Tüm umutlar sönse, yeniden yakmak için gökyüzüne bakar oradan yeni umut parçaları toplayıp çalardım. Kendimi unutmamak, kaybetmemek için bunu yapardım. Peki ruhum sönmüşken bu mümkün müydü? Yeniden yaşama dönüp hissetmek kolay mı? Yoksa yeni bir ateş mi tüm hisleri yeniden hayata döndürebilir? Yada yeni bir yaş almak mı? Sanırım ölen hisler tekrar dirilmek için geç kalmıştı yada ben umutlarımı öldürerek ayaklar altına gömmüştüm. Ama içimde bir yerlerde arta kalan hislerimin kırıntıları taşıyor, ara sıra hala onların var olduğunu hissedebiliyordum. Bu, berbat bir hisse yol açmakla beraber beni daha da ön görülemez tehlikeli biri yapıyordu.

Dün gece onun hakkında çok düşünmüş, biraz da Reha hakkında araştırma yapmıştım. Şimdi ise sabahın 5'i idi. Balkonda yere oturmuş sigara içiyor bir yandan da yeşillerimi aydınlanmamış gökyüzüne dikmiş manzarayı seyrediyordum. İşte Medusa 24 yaşına Ayana ile birlikte bir gece yarısı, bu balkonda Gökyüzünü izleyerek girmişti. Geceden beri buz gibi havada öylece oturmuş burada bekliyordum. Belki bir ses duymak belki de gerçekten birinin varlığını hissetmek içindi bu beyhude amansız bekleyişim. Lakin her yıl olduğu gibi bu yılda da düzen değişmemiş, kendimden başka bir varlığı yanımda hissedememiş bulamamıştım. Yüzümde acı bir gülümsemeyle, elimde belki de çiçekler olması gerekirken tutuğum sigarayla öyle bomboş oturuyordum. Ne yazık ki hiç masum, hiç çocuk olmamışım gibi bütün duygulardan yoksun olduğumu bilerek ve bunun yıllarca yüzüme karşı dayatılıp vurulmasına, düşündükleri kalıba sokamayışlarına rağmen hiç itiraz etmemiştim. Yine de içimde bir yerlerde bir şeyler hissetmeyi Medusa dahil kimse engel olamıyordu. Ruhum bir kez olsun doya doya gülüp mutlu olmayı, ellerimin ise silah yerine çiçekler tutmasını ve ruhumun sıkıştığı kara bataklıktan kurtarılmasını dilemekten kalbim hiç bir zaman vazgeçmemişti. Çocukluğumdan itibaren maskeleri keşfedip onları yaratmayı ve kullanmayı kendimce kusursuzca öğrenmiş, rol yeteneğimi geliştirerek mükemmel icra etmiştim.
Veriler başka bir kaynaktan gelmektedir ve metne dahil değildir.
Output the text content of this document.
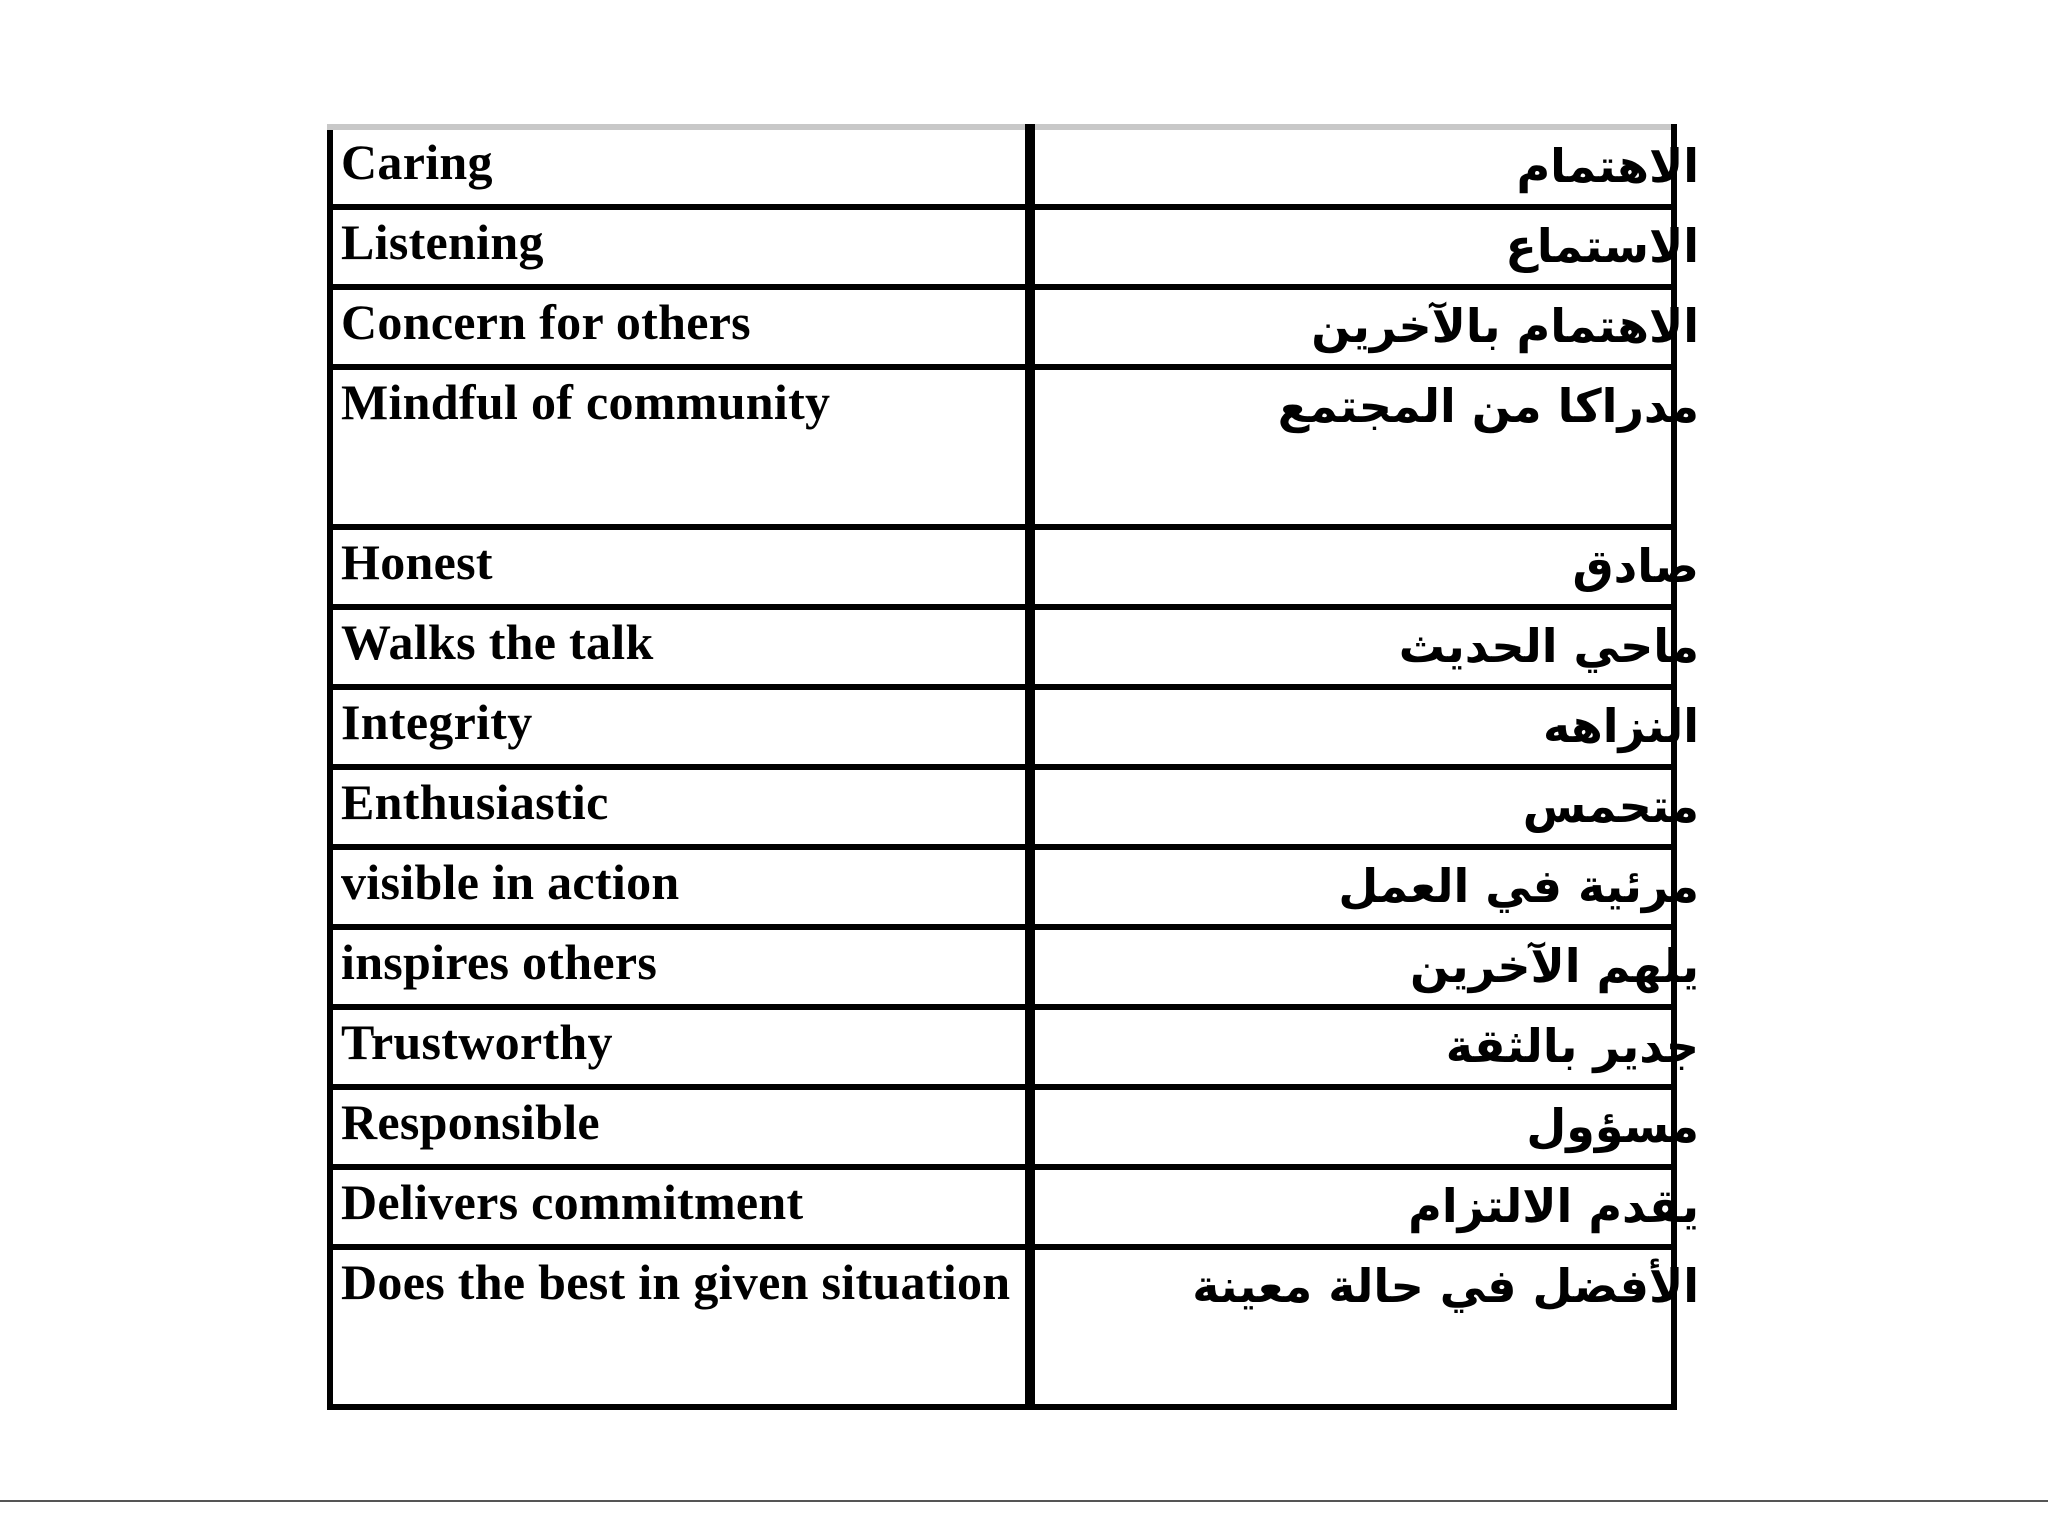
Caring	الاهتمام
Listening	الاستماع
Concern for others	الاهتمام بالآخرين
Mindful of community	مدراكا من المجتمع
Honest	صادق
Walks the talk	ماحي الحديث
Integrity	النزاهه
Enthusiastic	متحمس
visible in action	مرئية في العمل
inspires others	يلهم الآخرين
Trustworthy	جدير بالثقة
Responsible	مسؤول
Delivers commitment	يقدم الالتزام
Does the best in given situation	الأفضل في حالة معينة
Alıştığımı iddia ediyordum ama alışmam adına bu kadar çaba gösteren hayatı görmezden gelememiş tüm olanlara alışmak durumunda kalmıştım. Artık yaş almak, sıradan bir gün gibi gelse de en azından yanımda birinin varlığını hissedebilmeyi bu taş kalpli Medusa'nın bile ihtiyacı olabiliyordu. Neticede ben özümde Ayanaydım. Terk edilerek, tek başına kalmayı zorla öğretilen o küçük kızdım. Bu nedenle umut çalmak, o küçük kızın hayallerini inşa eden tek şeydi.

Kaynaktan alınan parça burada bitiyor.